Sous la forme d'une malchance. Félix Leclerc est tombé malade et
on m'a proposé de le remplacer pour sa tournée française dans les
salles qui l'accepteraient. On a emmené avec nous le quatuor à
cordes et on a pu jouer dans les théâtres des plus grandes villes de
province. »
Scéniquement, Yves Duteil connaît ses temps forts en 1978 et 1979,
au prestigieux Théâtre des Champs-Elysées, puis dans les années
80: trois semaines à l'Olympia en 1982, un mois en 1984 (pour
accompagner la sortie de l'album « La statue d'ivoire »), trois
semaines en 1987 (avec un triple album live à la clé). Mais il faudrait
ajouter bien d'autres lieux et dates, comme le Zénith, en 1990, le
Casino de Paris en 1993 et 1997. Des centaines de « moments de
partage », comme il aime à les nommer, dont sa récente tournée
acoustique (devenue un double CD en 2001) avec le pianiste Michel
Précastelli n'est pas le moindre dans son panthéon personnel.
Dans la riche discographie d'Yves Duteil, l'album de 1985 tient une
place à part. Y figurent notamment « Jonathan » et « Les mots qu'on
n'a pas dit », mais aussi « La langue de chez nous »: « Depuis un an,
on essayait de promouvoir les deux premiers titres. C'est une fois
encore Monique Le Marcis, dont le flair était vraiment extraordinaire,
qui, un jour, nous a conseillé de choisir le troisième. C'est parti
aussitôt. » Tellement bien parti que, depuis, cette chanson limpide,
dédiée au maître Félix Leclerc, est devenue un hymne à la
francophonie bardé de récompenses.
Les récompenses, Yves Duteil en a collectionné beaucoup au fil de
sa carrière.
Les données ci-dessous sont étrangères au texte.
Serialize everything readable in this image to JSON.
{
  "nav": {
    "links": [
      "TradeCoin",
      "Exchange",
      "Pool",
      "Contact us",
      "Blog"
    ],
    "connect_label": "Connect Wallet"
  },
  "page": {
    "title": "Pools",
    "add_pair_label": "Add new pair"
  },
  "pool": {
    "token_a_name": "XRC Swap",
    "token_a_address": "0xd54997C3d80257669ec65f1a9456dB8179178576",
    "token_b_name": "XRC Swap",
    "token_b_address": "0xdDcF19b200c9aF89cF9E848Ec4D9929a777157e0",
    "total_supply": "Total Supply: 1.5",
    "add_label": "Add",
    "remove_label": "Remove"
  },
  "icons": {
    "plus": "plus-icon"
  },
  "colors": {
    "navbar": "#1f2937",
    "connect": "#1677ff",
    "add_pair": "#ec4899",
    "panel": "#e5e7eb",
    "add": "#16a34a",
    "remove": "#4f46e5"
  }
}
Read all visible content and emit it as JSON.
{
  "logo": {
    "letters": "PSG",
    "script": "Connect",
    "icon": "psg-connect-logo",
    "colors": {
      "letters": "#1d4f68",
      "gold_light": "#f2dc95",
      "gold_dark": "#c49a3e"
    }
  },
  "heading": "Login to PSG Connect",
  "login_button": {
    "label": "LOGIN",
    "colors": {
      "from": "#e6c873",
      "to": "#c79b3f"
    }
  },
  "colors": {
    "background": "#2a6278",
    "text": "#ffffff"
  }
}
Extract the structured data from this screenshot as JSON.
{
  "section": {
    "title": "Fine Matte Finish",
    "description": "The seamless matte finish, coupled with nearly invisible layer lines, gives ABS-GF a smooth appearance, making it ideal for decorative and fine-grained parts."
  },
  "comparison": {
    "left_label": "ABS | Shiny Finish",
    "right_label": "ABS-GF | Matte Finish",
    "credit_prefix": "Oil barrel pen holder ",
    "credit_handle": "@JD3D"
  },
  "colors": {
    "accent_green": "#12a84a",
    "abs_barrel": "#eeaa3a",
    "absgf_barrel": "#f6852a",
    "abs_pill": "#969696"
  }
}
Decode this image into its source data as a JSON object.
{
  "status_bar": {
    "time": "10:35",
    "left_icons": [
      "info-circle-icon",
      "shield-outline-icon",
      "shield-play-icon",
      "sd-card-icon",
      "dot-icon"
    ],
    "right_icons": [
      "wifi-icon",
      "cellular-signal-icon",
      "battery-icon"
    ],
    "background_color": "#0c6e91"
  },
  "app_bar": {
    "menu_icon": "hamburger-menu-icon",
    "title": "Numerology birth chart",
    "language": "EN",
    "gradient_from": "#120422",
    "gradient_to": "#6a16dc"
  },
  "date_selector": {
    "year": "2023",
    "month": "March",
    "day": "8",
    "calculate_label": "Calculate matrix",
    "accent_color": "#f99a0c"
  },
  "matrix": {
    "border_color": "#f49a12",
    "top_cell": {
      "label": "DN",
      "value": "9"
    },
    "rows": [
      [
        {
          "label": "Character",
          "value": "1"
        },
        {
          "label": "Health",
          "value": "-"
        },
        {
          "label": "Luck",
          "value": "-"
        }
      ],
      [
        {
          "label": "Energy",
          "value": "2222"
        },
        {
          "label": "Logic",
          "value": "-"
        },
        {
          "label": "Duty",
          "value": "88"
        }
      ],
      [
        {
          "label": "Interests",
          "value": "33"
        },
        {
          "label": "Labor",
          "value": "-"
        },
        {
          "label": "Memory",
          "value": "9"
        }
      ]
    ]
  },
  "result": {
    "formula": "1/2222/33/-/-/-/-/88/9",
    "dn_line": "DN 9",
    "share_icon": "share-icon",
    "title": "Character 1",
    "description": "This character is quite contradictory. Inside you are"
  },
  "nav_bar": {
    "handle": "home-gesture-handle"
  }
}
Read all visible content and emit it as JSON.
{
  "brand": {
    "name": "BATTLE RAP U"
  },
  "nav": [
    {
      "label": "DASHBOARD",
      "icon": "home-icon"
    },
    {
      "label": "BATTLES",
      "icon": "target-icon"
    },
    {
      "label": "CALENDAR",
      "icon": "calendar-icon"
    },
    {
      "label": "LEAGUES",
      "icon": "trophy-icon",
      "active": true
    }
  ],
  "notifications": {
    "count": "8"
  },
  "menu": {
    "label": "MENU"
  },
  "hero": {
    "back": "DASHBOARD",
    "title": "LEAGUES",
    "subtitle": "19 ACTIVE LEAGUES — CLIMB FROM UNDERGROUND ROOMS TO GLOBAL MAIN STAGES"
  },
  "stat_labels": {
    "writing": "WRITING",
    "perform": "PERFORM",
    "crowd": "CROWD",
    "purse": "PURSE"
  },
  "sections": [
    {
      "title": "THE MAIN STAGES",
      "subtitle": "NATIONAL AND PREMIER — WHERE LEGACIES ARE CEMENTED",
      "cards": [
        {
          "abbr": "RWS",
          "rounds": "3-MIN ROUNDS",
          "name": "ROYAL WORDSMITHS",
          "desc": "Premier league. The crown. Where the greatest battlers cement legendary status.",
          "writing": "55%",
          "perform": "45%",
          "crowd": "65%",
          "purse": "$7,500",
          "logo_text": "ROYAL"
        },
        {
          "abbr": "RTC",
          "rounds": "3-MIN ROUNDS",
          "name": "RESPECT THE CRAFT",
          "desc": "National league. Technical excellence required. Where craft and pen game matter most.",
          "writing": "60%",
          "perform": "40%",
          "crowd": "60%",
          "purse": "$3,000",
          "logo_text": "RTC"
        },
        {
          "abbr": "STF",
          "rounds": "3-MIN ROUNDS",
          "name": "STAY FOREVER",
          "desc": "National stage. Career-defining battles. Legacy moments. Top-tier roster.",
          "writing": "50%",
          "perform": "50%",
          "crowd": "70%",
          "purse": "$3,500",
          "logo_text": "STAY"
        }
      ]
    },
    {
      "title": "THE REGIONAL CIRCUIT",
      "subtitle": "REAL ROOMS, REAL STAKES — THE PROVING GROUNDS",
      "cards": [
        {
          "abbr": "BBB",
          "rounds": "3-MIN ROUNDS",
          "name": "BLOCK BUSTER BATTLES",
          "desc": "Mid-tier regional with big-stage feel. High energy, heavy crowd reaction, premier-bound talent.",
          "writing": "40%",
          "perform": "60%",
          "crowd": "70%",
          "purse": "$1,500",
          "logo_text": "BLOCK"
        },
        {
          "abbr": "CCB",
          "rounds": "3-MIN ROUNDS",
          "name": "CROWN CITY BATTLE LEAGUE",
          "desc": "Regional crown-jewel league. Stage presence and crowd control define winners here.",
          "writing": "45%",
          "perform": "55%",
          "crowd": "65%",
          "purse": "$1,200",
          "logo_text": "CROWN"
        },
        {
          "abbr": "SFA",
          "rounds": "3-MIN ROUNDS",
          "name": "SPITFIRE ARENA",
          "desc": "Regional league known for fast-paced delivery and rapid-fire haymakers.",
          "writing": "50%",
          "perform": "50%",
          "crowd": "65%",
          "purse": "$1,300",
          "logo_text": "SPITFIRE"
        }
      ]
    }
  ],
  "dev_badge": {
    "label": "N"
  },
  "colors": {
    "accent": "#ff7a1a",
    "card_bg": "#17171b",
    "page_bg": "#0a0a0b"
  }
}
Comme le prix de l'académie Charles Cros pour «
Tarentelle » (1978),; le prix de la plus exceptionnelle création
artistique au Festival d'art de Tokyo pour le disque « Yves Duteil
chante pour les enfants », illustré par Martine Delerm (1981); le
grand prix de la Sacem pour l'album « Pour les enfants du monde
entier » (1988); le titre de Chevalier des Arts et Lettres décerné par
François Mitterrand (1984); médaille d'argent de l'Académie
française pour « La langue de chez nous » (1986).
La fierté de l'artiste, c'est quand même « Prendre un enfant par la
main », un titre qui lui a valu une moisson de lauriers: première des
dix plus belles chansons de la décennie RTL (1979), première au
sondage Europe 1 des meilleures chansons et meilleure chanson du
siècle Notre Temps (1987), première au hit-parade du siècle sondage
RTL/Canal + (1988). La totale.
Commentaire de l'auteur: « C'est vertigineux, très lourd à porter.
Jamais, déjà, je n'aurais pu imaginer le dixième de ce qui m'est
arrivé, mais ça... Même si la chanson avait déjà dix ans quand ça
s'est passé, il a bien fallu que je m'interroge: quoi faire après? Je suis
arrivé au terme de quelque chose; soit j'arrête, soit je trouve la suite.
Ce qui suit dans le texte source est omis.